We continued along the stunning Sawtooth Valley past idyllic ranches until we turned off for Pettit Lake. The road was only a couple miles but it was awful condition (what’s new ay?) so we were moving along at approximately 5mph. It was well worth the drive though as the lake was damn right gorgeous! The crystal clear water and sandy beach looked like a postcard from Thailand. Awesome craggy peaks circled the lake and we didn’t waste any time pumping Roland up. I made a pack lunch while Craig got the boat ready and then ran up to tell me we needed a plan B. Winds had come out of nowhere and the lake now had whitecaps! We tried a couple other access roads and it was the same story there. Hell, we can’t drive a road like that and not make the most of it so we put Roland in and battled the winds.
We stuck to the shoreline which was a lot calmer and admired the many log houses amongst the forested shore. Man…life’s good in America. The amount of people that have a home and a lakeside summer house, an RV, two pick up trucks, a boat, a quad bike…the list goes on, it’s just crazy and nothing like England. So we slowly paddled along and discussed which house we’d like and compared the perks to each one. Most homes had a wooden jetty, two boats, canoe, kayak, water-skis, wake board, ski biscuit, fishing rods, paddle boards…if a shop sells it, they’ll buy it. In England the average Joe would be lucky to get anything more exciting than a push bike and a paddling pool.
Anyway, the wind calmed down for us to have a floating picnic and then picked up again as soon as I opened our can of drink. Craig was saying how at least the wind will blow us back, but of course it changed direction and he had quite the workout to get us back to Daphne.
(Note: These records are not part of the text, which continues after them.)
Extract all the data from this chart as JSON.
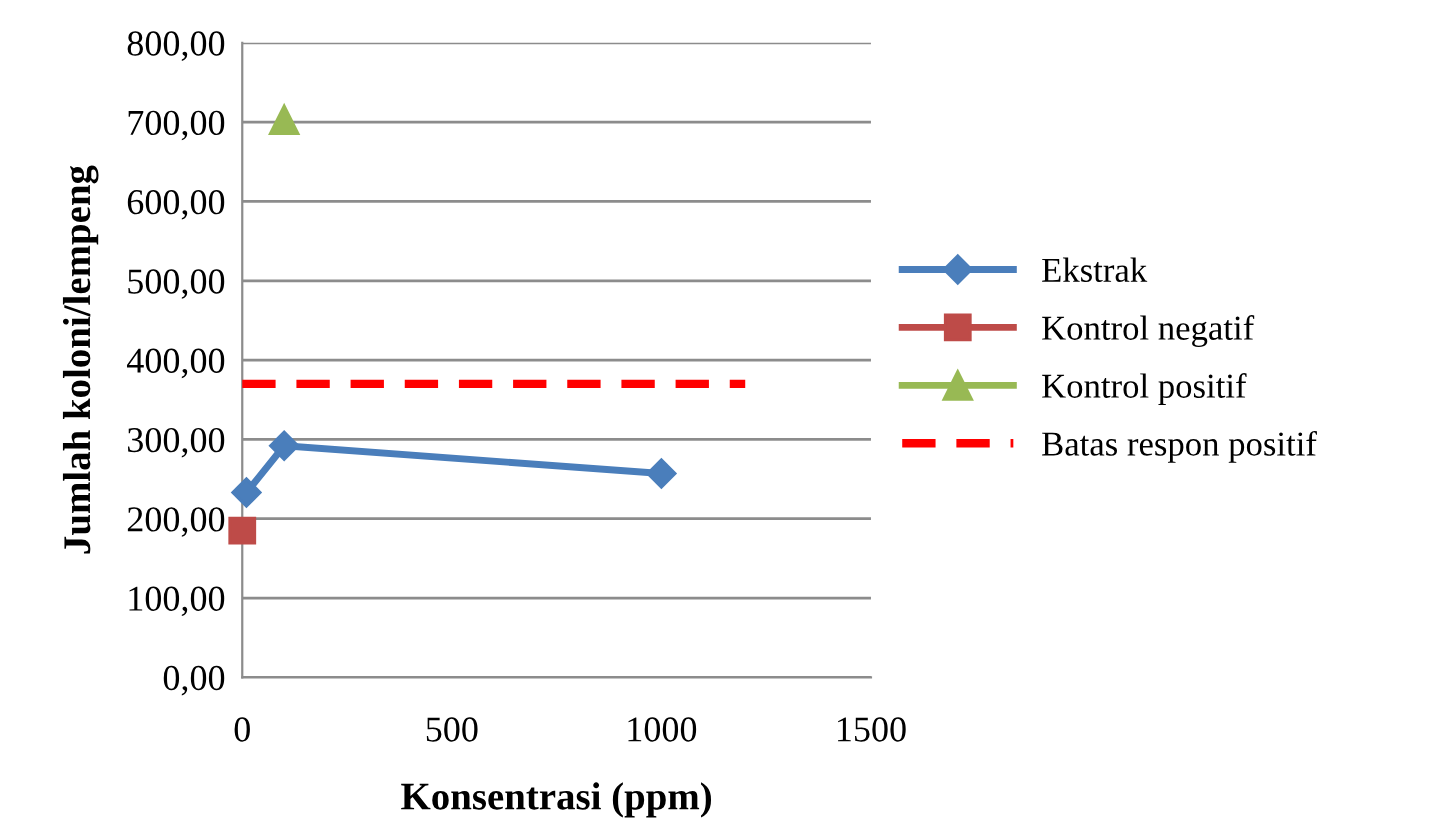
{
  "chart_data": {
    "type": "line",
    "xlabel": "Konsentrasi (ppm)",
    "ylabel": "Jumlah koloni/lempeng",
    "xlim": [
      0,
      1500
    ],
    "xticks": [
      0,
      500,
      1000,
      1500
    ],
    "ylim": [
      0,
      800
    ],
    "yticks": [
      {
        "value": 0,
        "label": "0,00"
      },
      {
        "value": 100,
        "label": "100,00"
      },
      {
        "value": 200,
        "label": "200,00"
      },
      {
        "value": 300,
        "label": "300,00"
      },
      {
        "value": 400,
        "label": "400,00"
      },
      {
        "value": 500,
        "label": "500,00"
      },
      {
        "value": 600,
        "label": "600,00"
      },
      {
        "value": 700,
        "label": "700,00"
      },
      {
        "value": 800,
        "label": "800,00"
      }
    ],
    "grid": "y",
    "legend": "right",
    "series": [
      {
        "name": "Ekstrak",
        "color": "#4a7ebb",
        "marker": "diamond",
        "line_style": "solid",
        "x": [
          10,
          100,
          1000
        ],
        "values": [
          233,
          292,
          257
        ]
      },
      {
        "name": "Kontrol negatif",
        "type": "scatter",
        "color": "#be4b48",
        "marker": "square",
        "x": [
          0
        ],
        "values": [
          185
        ]
      },
      {
        "name": "Kontrol positif",
        "type": "scatter",
        "color": "#98b954",
        "marker": "triangle",
        "x": [
          100
        ],
        "values": [
          703
        ]
      },
      {
        "name": "Batas respon positif",
        "color": "#ff0000",
        "marker": "none",
        "line_style": "dashed",
        "x": [
          0,
          1200
        ],
        "values": [
          370,
          370
        ]
      }
    ]
  }
}
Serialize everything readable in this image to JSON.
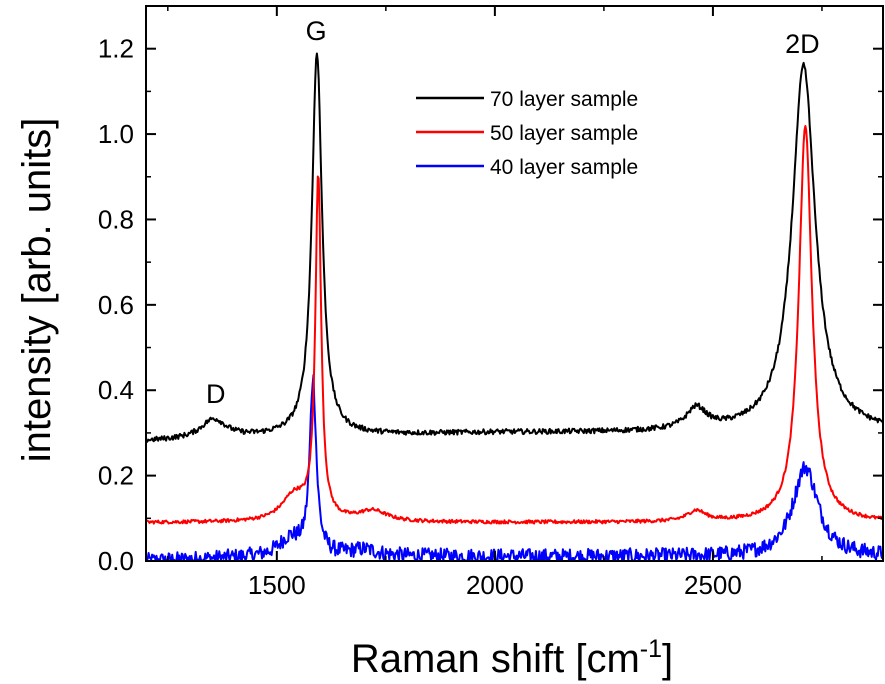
{
  "chart_data": {
    "type": "line",
    "title": "",
    "xlabel": "Raman shift [cm",
    "xlabel_sup": "-1",
    "xlabel_end": "]",
    "ylabel": "intensity [arb. units]",
    "xlim": [
      1200,
      2890
    ],
    "ylim": [
      0.0,
      1.3
    ],
    "x_ticks": [
      1500,
      2000,
      2500
    ],
    "x_tick_labels": [
      "1500",
      "2000",
      "2500"
    ],
    "y_ticks": [
      0.0,
      0.2,
      0.4,
      0.6,
      0.8,
      1.0,
      1.2
    ],
    "y_tick_labels": [
      "0.0",
      "0.2",
      "0.4",
      "0.6",
      "0.8",
      "1.0",
      "1.2"
    ],
    "legend_position": "top-center",
    "annotations": [
      {
        "text": "D",
        "x": 1360,
        "y": 0.37
      },
      {
        "text": "G",
        "x": 1590,
        "y": 1.22
      },
      {
        "text": "2D",
        "x": 2705,
        "y": 1.19
      }
    ],
    "series": [
      {
        "name": "70 layer sample",
        "color": "#000000",
        "baseline": [
          [
            1200,
            0.28
          ],
          [
            1500,
            0.29
          ],
          [
            2000,
            0.3
          ],
          [
            2400,
            0.3
          ],
          [
            2600,
            0.3
          ],
          [
            2890,
            0.3
          ]
        ],
        "peaks": [
          {
            "center": 1355,
            "height": 0.045,
            "width": 35
          },
          {
            "center": 1592,
            "height": 0.9,
            "width": 14
          },
          {
            "center": 2462,
            "height": 0.05,
            "width": 28
          },
          {
            "center": 2708,
            "height": 0.86,
            "width": 32
          }
        ],
        "noise": 0.006
      },
      {
        "name": "50 layer sample",
        "color": "#ff0000",
        "baseline": [
          [
            1200,
            0.09
          ],
          [
            1500,
            0.09
          ],
          [
            2000,
            0.09
          ],
          [
            2400,
            0.09
          ],
          [
            2600,
            0.09
          ],
          [
            2890,
            0.09
          ]
        ],
        "peaks": [
          {
            "center": 1540,
            "height": 0.06,
            "width": 35
          },
          {
            "center": 1595,
            "height": 0.8,
            "width": 8
          },
          {
            "center": 1720,
            "height": 0.025,
            "width": 40
          },
          {
            "center": 2462,
            "height": 0.025,
            "width": 25
          },
          {
            "center": 2712,
            "height": 0.93,
            "width": 18
          }
        ],
        "noise": 0.004
      },
      {
        "name": "40 layer sample",
        "color": "#0000ff",
        "baseline": [
          [
            1200,
            0.0
          ],
          [
            1500,
            0.01
          ],
          [
            2000,
            0.01
          ],
          [
            2400,
            0.01
          ],
          [
            2600,
            0.01
          ],
          [
            2890,
            0.01
          ]
        ],
        "peaks": [
          {
            "center": 1530,
            "height": 0.04,
            "width": 30
          },
          {
            "center": 1583,
            "height": 0.41,
            "width": 9
          },
          {
            "center": 1700,
            "height": 0.015,
            "width": 40
          },
          {
            "center": 2712,
            "height": 0.21,
            "width": 35
          }
        ],
        "noise": 0.018
      }
    ]
  }
}
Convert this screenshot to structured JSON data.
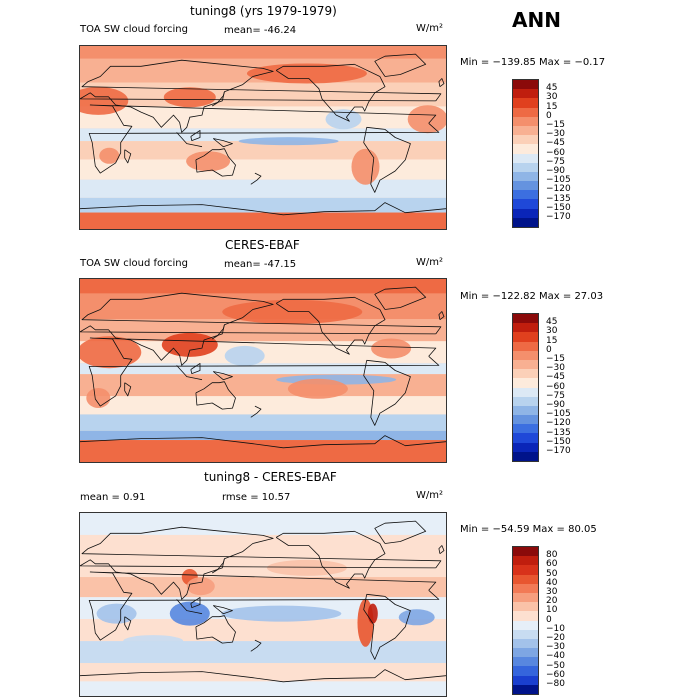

We could watch the wind coming as the surface of the water darkened and rippled towards us.
We left the stunning area and headed up Galena Pass where we did a short walk to Titus Lake. We were the only people there once again and braved a plunge in the small green lake. We quickly regretted this decision as the winds tormented us some more and we had a shivery walk back. We wound back down the other side of the pass and left the dreamy sawtooth wilderness behind us. It was better than we’d hoped; a rugged area that was little travelled, offered incredible mountains, free camping, amazing hot springs and nights filled with shooting stars.